This is the result of a programming project in university.
the approach is taken from a paper that can be found here. http://www.lrec-conf.org/proceedings/lrec2006/pdf/242_pdf.pdf
The aim is to compute a score for a pair of words that expresses their similarity in meaning. For a pair like cat - tiger the score should be rather high, meaning that these two words describe similar concepts, whereas for a pair like cat - car the score should be quite low.
The score is computed automatically, leveraging the statistical analysis of large collections of written text.

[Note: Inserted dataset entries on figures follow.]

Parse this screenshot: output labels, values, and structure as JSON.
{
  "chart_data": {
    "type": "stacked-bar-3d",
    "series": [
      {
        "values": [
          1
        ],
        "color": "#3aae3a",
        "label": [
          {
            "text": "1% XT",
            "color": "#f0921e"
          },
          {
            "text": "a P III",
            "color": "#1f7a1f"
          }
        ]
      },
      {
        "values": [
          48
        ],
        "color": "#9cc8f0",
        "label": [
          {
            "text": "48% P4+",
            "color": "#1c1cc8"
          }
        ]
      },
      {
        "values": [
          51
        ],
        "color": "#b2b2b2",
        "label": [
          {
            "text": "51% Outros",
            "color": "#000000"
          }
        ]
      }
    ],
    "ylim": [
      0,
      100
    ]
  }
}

The hypothesis behind the score is, that words similar in meaning also have similar contexts. the contexts are the words that stand before after their occurences in written text. Thats why a large collection of text is needed, to find occurences of target words and look at their contexts. To the data collected from these contexts, the two measures PMI-Pointwise mutual information and SOC-PMI - Second Order Cooccurence PMI are applied to compute the similarity score for a pair of words.
For the programming project the approach from the paper was implemented. Furthermore it was ported to the new domain of Flickr Photo Tags. This mainly consisted in implementing data collection on Flickr and storage.
The project was developed and used as a whole and though i tried to implement the classes in a way that some can be used individually, testing that is planned for future.
The Flickr data collector uses the flickrapi-1.2 http://sourceforge.net/projects/flickrj/files/
The reader classes for the OANC corpus uses the commons-compress libraries http://commons.apache.org/proper/commons-compress/
the OANC can be found here http://www.americannationalcorpus.org/OANC/index.html
It turned out that it is too small for the purposes at hand, so the BNC corpus was put in use. Sadly the BNC corpus is not available for free.
the javadoc is in the doc directory